Youth
Lord Byron
Oh, talk not to me of a name great in story; The days of our youth are the days of our glory; And the myrtle and ivy of sweet two-and-twenty Are worth all your laurels, though ever so plenty.
Lord Byron
And I have loved thee, Ocean! and my joy Of youthful sports was on thy breast to be Borne, like thy bubbles, onward: from a boy I wanton’d with thy breakers.
Lord Byron
Did ye not hear it?—No! ’twas but the wind, Or the car rattling o’er the stony street. On with the dance! let joy be unconfined; No sleep till morn, when Youth and Pleasure meet To chase the glowing hours with flying feet.
Robert Burns
Green grow the rashes, O; Green grow the rashes, O; The sweetest hours that e’er I spend Are spent among the lasses, O.
Oliver Goldsmith
How happy he who crowns in shades like these, A youth of labor with an age of ease.
Thomas Gray
Fair laughs the morn, and soft the zephyr blows, While proudly riding o’er the azure realm In gallant trim the gilded vessel goes; Youth on the prow, and Pleasure at the helm; Regardless of the sweeping whirlwind’s sway, That, hush’d in grim repose, expects his evening prey.
John Milton
Haste thee, Nymph, and bring with thee Jest, and youthful jollity, Quips and cranks and wanton wiles, Nods and becks and wreathed smiles.
John Milton
How soon hath Time, the subtle thief of youth, Stol’n on his wing my three-and-twentieth year.
William Shakespeare
What is love? ’tis not hereafter; Present mirth hath present laughter.
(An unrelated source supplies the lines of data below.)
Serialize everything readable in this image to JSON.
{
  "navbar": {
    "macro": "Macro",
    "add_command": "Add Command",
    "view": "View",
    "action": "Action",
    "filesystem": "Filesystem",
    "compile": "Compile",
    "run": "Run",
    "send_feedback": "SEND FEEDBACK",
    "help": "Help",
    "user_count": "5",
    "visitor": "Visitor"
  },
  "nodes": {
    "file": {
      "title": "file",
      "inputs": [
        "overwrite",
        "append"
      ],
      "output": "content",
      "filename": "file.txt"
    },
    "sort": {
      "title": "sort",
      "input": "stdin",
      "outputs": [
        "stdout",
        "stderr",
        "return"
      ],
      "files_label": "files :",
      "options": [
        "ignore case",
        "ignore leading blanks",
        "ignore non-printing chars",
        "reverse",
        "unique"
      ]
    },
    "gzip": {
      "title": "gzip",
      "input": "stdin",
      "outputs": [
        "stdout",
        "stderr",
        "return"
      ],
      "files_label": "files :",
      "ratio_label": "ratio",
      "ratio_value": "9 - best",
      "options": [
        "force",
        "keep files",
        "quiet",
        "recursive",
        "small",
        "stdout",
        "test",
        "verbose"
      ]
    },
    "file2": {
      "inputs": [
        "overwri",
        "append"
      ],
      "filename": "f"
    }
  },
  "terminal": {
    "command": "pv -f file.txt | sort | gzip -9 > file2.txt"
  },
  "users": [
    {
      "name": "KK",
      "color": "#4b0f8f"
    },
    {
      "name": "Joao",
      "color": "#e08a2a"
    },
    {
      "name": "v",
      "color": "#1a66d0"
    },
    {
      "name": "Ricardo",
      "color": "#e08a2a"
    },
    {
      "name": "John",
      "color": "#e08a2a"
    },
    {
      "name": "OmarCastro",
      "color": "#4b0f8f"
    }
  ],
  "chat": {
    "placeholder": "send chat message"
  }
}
What’s to come is still unsure: In delay there lies no plenty; Then come kiss me, sweet and twenty, Youth’s a stuff will not endure.
William Shakespeare
The chariest maid is prodigal enough If she unmask her beauty to the moon; Virtue itself ’scapes not calumnious strokes; The canker galls the infants of the spring Too oft before their buttons be disclos’d, And in the morn and liquid dew of youth Contagious blastments are most imminent.
William Shakespeare
Now all the youth of England are on fire, And silken dalliance in the wardrobe lies.
William Shakespeare
An unlesson’d girl, unschool’d, unpractic’d; Happy in this, she is not yet so old But she may learn.
William Shakespeare
Baited like eagles having lately bath’d… As full of spirit as the month of May, And gorgeous as the sun at midsummer.